Virtual pet franchise Neopets is getting into NFTs — a seemingly inevitable move for a site with a long and varied history that has spawned a dizzying array of merchandise and offshoots, from magazines and cards to mobile games and a (promised) animated series.
You may not be familiar with Neopets, but it was a staple for many who grew up online in the early to mid-2000s. The basic concept is that users adopt virtual pets, and then spend hours farming games and events to attain items and customize their little darlings. It sounds simple, but the site was hugely popular in its day (thanks in no small part to a thriving and addictive internal economy), boasting more than 30 million active users around 2005.
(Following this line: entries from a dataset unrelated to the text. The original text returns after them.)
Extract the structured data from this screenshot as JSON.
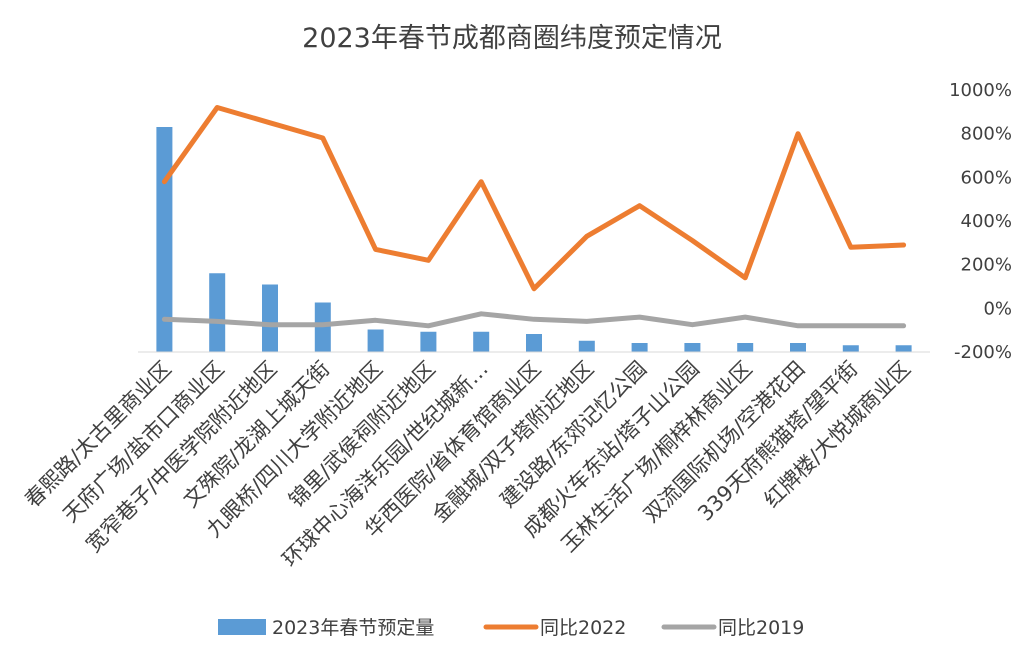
{
  "chart_data": {
    "type": "bar+line",
    "title": "2023年春节成都商圈纬度预定情况",
    "categories": [
      "春熙路/太古里商业区",
      "天府广场/盐市口商业区",
      "宽窄巷子/中医学院附近地区",
      "文殊院/龙湖上城天街",
      "九眼桥/四川大学附近地区",
      "锦里/武侯祠附近地区",
      "环球中心海洋乐园/世纪城新…",
      "华西医院/省体育馆商业区",
      "金融城/双子塔附近地区",
      "建设路/东郊记忆公园",
      "成都火车东站/塔子山公园",
      "玉林生活广场/桐梓林商业区",
      "双流国际机场/空港花田",
      "339天府熊猫塔/望平街",
      "红牌楼/大悦城商业区"
    ],
    "bar_series": {
      "name": "2023年春节预定量",
      "color": "#5b9bd5",
      "values": [
        100,
        35,
        30,
        22,
        10,
        9,
        9,
        8,
        5,
        4,
        4,
        4,
        4,
        3,
        3
      ]
    },
    "line_series": [
      {
        "name": "同比2022",
        "color": "#ed7d31",
        "values": [
          580,
          920,
          850,
          780,
          270,
          220,
          580,
          90,
          330,
          470,
          310,
          140,
          800,
          280,
          290
        ]
      },
      {
        "name": "同比2019",
        "color": "#a5a5a5",
        "values": [
          -50,
          -60,
          -75,
          -75,
          -55,
          -80,
          -25,
          -50,
          -60,
          -40,
          -75,
          -40,
          -80,
          -80,
          -80
        ]
      }
    ],
    "y2_axis": {
      "min": -200,
      "max": 1000,
      "step": 200,
      "unit": "%",
      "ticks": [
        "1000%",
        "800%",
        "600%",
        "400%",
        "200%",
        "0%",
        "-200%"
      ]
    },
    "legend": {
      "placement": "bottom",
      "entries": [
        "2023年春节预定量",
        "同比2022",
        "同比2019"
      ]
    },
    "grid": false
  }
}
Neopets had more than 30 million users in its heyday but has long been in decline
Neopets has been in decline for a long time now, and it’s hard to get a handle on how many active users remain. The site itself is a wreck, due to Adobe ending support for Flash, which was used to code much of Neopets’ original functionality. But there remains a core of dedicated Neopians — active enough that the brand’s current owners, JumpStart Games, evidently thought it worth trying to wring a little crypto out of fond memories for the site.
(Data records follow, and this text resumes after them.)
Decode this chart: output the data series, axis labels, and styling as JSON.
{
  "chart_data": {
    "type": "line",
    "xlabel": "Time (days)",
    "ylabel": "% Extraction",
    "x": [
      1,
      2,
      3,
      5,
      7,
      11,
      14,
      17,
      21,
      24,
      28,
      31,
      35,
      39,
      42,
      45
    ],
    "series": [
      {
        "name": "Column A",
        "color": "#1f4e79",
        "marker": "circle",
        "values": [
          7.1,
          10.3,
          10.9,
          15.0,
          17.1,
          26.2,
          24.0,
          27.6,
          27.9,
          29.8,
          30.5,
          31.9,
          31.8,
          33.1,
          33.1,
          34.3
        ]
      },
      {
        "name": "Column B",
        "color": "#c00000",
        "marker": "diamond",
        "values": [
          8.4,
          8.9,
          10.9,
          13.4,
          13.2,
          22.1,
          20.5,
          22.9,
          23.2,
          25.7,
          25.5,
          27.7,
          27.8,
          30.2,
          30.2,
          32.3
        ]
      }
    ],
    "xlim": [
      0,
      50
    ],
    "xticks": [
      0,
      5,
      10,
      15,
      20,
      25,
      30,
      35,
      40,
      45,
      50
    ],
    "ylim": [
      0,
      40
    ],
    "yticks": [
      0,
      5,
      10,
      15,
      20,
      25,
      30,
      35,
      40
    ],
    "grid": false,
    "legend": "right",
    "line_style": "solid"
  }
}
In a press release, JumpStart says it’s partnering with blockchain firm Raydium to produce 20,500 “equally unique, algorithmically generated lovable Neopets NFTs with variable backgrounds, assets, clothing, and personality — 7 varying trait categories.” Samples of the NFTs in question show a handful of neopets in custom outfits on gradient backgrounds. It seems from JumpStart’s announcement that the NFTs will just be... regular NFTs — aka pictures that you can’t actually do anything with, apart from acquire for bragging rights.
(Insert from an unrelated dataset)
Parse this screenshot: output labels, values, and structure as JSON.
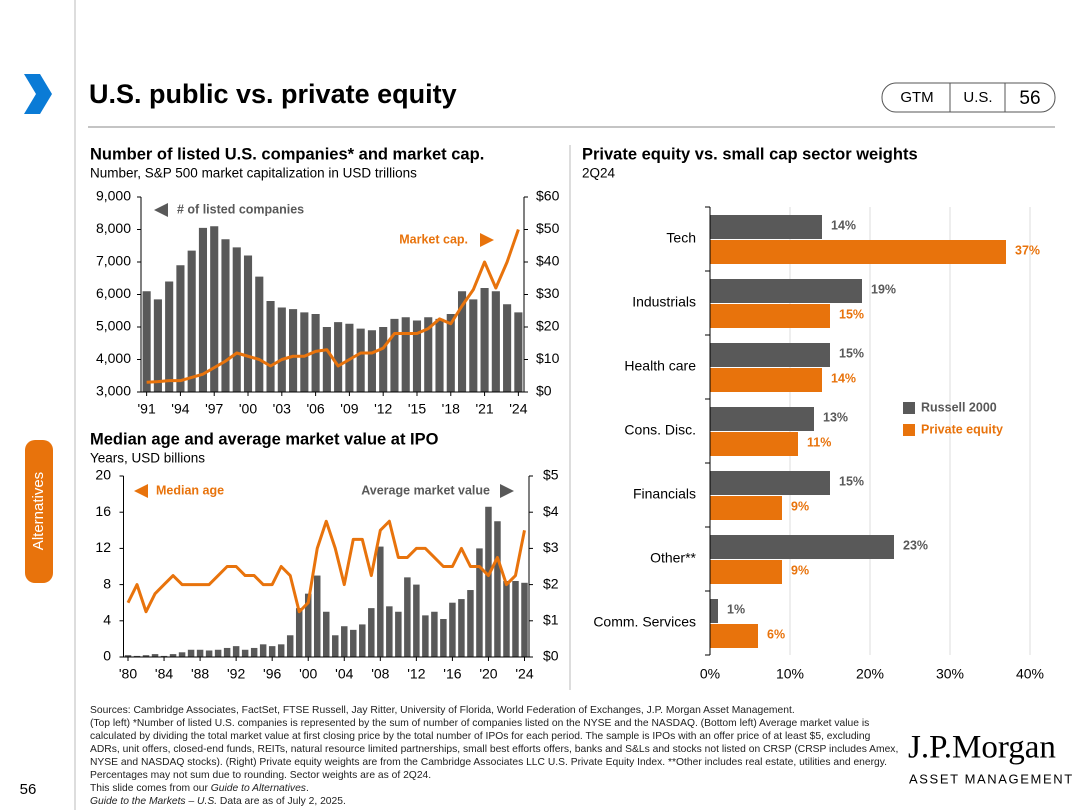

The reaction from the Neopets community to the news has been overwhelmingly negative. Fansites like Jellyneo and Dress To Impress have strongly criticized the move, deriding it as a cynical cash grab, an environmentally destructive decision, and a launch that adds nothing to the core functionality of the site. “You can’t feed your NFT, read to it, battle with it, or customise it. It’s the #AntiNeopet,” tweeted the official Jellyneo account.
The Neopets team has responded to some of this criticism, as per a Q&A shared on Jellyneo, but their answers are not particularly convincing. For example, on the charge that NFTs are harmful to the environment, the company says that its partners Raydium and Solana “[strive] to be a more environmentally friendly NFT solution than competitors” — a fairly meaningless statement. (Data on the environmental impact of NFTs is hazy at best, but, as with much crypto activity, we know that minting NFTs is an extremely energy intensive activity.) Similarly, in response to the question “Why make NFTs?” JumpStart says it’s “looking for new opportunities to drive our brands and product forward into the future.” It’s a depressingly honest answer, but not one that is likely to endear the project to Neopians who associate the franchise with beloved and nostalgic memories of their youth.
It’s worth noting also, that for a brand as long-lived as Neopets, this isn’t even their first time round the NFT blockchain. It previously launched a trading card game powered by NFTs called Neopets Cryptoquest in 2018 which swiftly died out due to lack of interest. NFTs are, of course, a much bigger industry now than they were three years ago, but fans fear that whether or not this project lives has nothing to do with the long-term future of Neopets. As one representative post on the site’s subreddit notes: “TNT [The Neopets Team] isn’t going to fix the site. They’re going to milk it for what it has left and then close it for good.”
Perhaps this is simply the place of NFTs in a media landscape obsessed with the lingering value of “IP.” NFTs are a predator of last resort, sucking the remaining dregs of value from brands big and small in the name of financial efficiency. Will Neopets survive the embrace? The community’s certainly seen worse before, but the site is in decline in so many other ways (broken games and events; sporadic updates) that this might be the final straw. At any rate: this is a reminder to check on your neopets. They’re hungry and they miss you.